The Sunshine State has long thrown shade against third-party ownership of PV systems, but it looks like a fine line danced by Sunrun is bringing light to a new market opportunity.
On Friday, the Florida Public Service Commission (PSC) issued a declaratory statement that a fixed 20-year lease on solar energy equipment does not equate to selling electricity nor being an electricity utility, as such, a fixed 20-year lease is a legally allowable contract – and the lessee is legally allowed to make use of net metering. Power purchase agreements (PPAs) for behind-the-meter solar remain illegal.
The statement highlighted three specific point that drove the PSC’s decision:
- Sunrun’s residential solar equipment lease does not constitute a sale of electricity;
- Offering its solar equipment lease to customers in Florida will not cause Sunrun to be a public utility under Florida law; and
- The residential solar equipment lease will not subject Sunrun or its customer-lessees to Commission regulation.
Technically, Florida has always allowed for leasing of energy equipment. However, the law states that you cannot sell the electricity as part of that transaction, only a fixed price on the leased hardware. The logic goes, if you’re selling electricity then you must be a public utility – and if you’re a public utility you have to be regulated by the PSC and follow very specific rules, for instance you must provide electricity to your region 24/7/365. Obviously, a leased solar power system by Sunrun isn’t in the business of 24/7 generation.
This structuring of the law in Florida stems from a 1988 case where a company tried to build a co-generation plant on private land, to feed a single customer. The PSC ruled against it – setting the logic by which third-party ownership would be limited for 30 years.
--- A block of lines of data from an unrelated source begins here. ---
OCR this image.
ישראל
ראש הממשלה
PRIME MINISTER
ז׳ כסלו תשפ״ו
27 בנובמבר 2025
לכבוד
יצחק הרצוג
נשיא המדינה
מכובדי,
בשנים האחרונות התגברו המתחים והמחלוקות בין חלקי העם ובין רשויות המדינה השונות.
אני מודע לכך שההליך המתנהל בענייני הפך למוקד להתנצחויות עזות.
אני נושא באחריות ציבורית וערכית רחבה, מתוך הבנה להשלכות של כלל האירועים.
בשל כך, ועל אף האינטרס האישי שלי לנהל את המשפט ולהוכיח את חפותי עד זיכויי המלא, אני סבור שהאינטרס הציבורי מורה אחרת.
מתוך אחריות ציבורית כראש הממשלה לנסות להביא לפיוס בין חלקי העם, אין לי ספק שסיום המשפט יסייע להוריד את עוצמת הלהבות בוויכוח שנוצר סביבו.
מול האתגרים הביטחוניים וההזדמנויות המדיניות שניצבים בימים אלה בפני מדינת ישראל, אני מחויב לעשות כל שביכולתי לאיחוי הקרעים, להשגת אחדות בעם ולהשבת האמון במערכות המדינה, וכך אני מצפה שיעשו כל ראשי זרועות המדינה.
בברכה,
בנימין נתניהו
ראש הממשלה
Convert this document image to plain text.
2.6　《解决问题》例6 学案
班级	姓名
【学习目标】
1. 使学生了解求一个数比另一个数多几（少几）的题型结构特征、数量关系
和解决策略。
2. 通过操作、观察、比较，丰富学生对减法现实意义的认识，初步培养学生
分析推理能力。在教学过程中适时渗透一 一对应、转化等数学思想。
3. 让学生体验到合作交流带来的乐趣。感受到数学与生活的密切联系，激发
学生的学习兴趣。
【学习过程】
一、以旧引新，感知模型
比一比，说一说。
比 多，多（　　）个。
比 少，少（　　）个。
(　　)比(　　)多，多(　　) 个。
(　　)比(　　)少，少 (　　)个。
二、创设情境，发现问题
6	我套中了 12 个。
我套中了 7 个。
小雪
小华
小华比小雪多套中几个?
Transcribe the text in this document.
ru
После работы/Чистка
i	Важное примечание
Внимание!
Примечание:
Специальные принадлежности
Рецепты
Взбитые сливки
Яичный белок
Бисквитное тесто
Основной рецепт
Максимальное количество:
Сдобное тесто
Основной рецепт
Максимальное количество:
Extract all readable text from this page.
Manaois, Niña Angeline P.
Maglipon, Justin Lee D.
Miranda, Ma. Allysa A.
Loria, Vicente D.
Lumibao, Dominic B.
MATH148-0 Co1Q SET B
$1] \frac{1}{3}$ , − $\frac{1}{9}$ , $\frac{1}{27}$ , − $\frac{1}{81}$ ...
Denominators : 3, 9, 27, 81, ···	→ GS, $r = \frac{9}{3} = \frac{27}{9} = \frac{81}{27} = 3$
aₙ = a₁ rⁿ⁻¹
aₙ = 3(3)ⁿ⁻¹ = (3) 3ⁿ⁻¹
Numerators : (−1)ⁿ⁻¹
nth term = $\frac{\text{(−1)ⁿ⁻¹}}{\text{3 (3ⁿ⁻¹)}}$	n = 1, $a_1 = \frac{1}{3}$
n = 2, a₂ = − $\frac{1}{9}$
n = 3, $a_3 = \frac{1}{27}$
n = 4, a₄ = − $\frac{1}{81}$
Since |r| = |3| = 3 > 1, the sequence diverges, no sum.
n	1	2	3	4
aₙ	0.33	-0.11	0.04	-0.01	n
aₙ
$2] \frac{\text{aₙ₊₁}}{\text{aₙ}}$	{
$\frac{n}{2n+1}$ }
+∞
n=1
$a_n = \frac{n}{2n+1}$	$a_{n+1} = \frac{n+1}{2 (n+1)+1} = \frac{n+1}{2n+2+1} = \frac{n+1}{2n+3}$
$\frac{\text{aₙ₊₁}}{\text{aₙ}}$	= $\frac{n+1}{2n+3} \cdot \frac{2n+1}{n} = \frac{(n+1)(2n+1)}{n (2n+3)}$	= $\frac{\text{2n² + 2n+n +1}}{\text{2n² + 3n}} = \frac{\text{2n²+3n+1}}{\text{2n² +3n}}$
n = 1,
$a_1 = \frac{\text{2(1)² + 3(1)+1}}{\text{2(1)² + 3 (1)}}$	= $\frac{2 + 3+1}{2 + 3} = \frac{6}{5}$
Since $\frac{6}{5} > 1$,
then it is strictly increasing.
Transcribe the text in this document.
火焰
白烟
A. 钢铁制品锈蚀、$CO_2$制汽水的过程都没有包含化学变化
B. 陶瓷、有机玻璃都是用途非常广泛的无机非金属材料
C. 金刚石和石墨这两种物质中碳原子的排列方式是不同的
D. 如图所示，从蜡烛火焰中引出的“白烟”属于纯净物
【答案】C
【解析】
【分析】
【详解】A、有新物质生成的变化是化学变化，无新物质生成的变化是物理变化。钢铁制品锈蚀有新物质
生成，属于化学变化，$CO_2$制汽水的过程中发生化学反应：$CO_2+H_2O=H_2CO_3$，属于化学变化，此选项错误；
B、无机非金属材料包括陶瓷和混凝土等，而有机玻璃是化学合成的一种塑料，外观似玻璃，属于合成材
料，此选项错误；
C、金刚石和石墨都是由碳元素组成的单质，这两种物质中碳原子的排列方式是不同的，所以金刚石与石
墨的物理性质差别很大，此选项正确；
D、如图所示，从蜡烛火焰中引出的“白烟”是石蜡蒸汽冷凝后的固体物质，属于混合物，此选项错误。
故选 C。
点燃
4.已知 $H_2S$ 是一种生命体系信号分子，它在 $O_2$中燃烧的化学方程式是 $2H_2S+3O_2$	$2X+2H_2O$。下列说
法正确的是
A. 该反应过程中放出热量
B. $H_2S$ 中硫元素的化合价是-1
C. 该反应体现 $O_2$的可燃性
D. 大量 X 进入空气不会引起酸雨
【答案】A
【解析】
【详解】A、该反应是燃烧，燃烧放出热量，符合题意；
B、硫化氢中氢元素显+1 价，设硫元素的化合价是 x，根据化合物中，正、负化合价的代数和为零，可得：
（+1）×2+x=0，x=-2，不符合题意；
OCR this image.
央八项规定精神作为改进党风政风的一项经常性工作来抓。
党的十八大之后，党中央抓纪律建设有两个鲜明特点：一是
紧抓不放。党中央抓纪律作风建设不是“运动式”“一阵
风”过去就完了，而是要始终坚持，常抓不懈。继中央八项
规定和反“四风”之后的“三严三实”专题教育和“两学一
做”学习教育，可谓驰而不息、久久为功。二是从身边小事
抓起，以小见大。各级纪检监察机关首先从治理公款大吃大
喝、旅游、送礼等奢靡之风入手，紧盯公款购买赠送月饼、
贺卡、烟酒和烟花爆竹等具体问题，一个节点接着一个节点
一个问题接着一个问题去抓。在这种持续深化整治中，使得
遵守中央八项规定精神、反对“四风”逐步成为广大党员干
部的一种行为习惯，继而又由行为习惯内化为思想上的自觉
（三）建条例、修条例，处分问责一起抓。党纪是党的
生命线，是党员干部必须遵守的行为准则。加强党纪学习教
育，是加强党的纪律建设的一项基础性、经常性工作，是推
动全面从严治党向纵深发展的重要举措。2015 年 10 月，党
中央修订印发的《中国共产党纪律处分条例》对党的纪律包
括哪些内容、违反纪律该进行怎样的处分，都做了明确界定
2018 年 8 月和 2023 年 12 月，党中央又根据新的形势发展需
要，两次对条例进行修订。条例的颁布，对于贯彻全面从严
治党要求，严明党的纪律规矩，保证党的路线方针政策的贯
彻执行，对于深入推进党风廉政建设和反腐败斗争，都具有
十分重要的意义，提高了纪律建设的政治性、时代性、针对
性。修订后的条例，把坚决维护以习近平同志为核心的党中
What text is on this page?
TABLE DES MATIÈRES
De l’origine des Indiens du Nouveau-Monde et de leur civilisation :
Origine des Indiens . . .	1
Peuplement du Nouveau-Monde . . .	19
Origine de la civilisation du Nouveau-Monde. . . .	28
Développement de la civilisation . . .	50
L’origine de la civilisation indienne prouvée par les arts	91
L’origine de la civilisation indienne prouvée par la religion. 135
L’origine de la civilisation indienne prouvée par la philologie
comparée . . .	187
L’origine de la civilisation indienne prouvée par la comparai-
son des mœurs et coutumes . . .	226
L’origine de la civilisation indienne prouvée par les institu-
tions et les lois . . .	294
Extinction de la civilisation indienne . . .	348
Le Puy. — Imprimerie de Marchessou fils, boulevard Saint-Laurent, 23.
Interestingly, the company was that was told it couldn’t build the plant to feed to individual customer was a subsidiary of an electric utility.
And again, while ‘leasing’ of equipment has always been allowed – the nation’s leaders in residential and commercial solar leasing never ventured into the state. These groups had always focused on writing 20-year PPAs, far longer than a standard equipment lease that ranges from two to ten years. Additionally, no large players thought the legal grey area was worth venturing into.
Third-party solar’s domination of the national residential solar market has waned, after peaking at greater than 70% of all installations. However, there are still many homeowners who aren’t interested in or have challenges in owning a PV system, and this should drive more installations. Due to low labor costs, light contractor regulation and relatively strong sunshine – these lease companies should be able to offer a very compelling product.
It remains to be seen how commercial and industrial (C&I) development groups will react to this ruling. Again, solar leasing has been legal and C&I groups have long had access to more sophisticated finance such as long term bank finance. Therefore the market growth could be muted, or it is possible that many groups has simply ignored the market due to the limitations and may reassess now.
Time to update the projected installation volume models.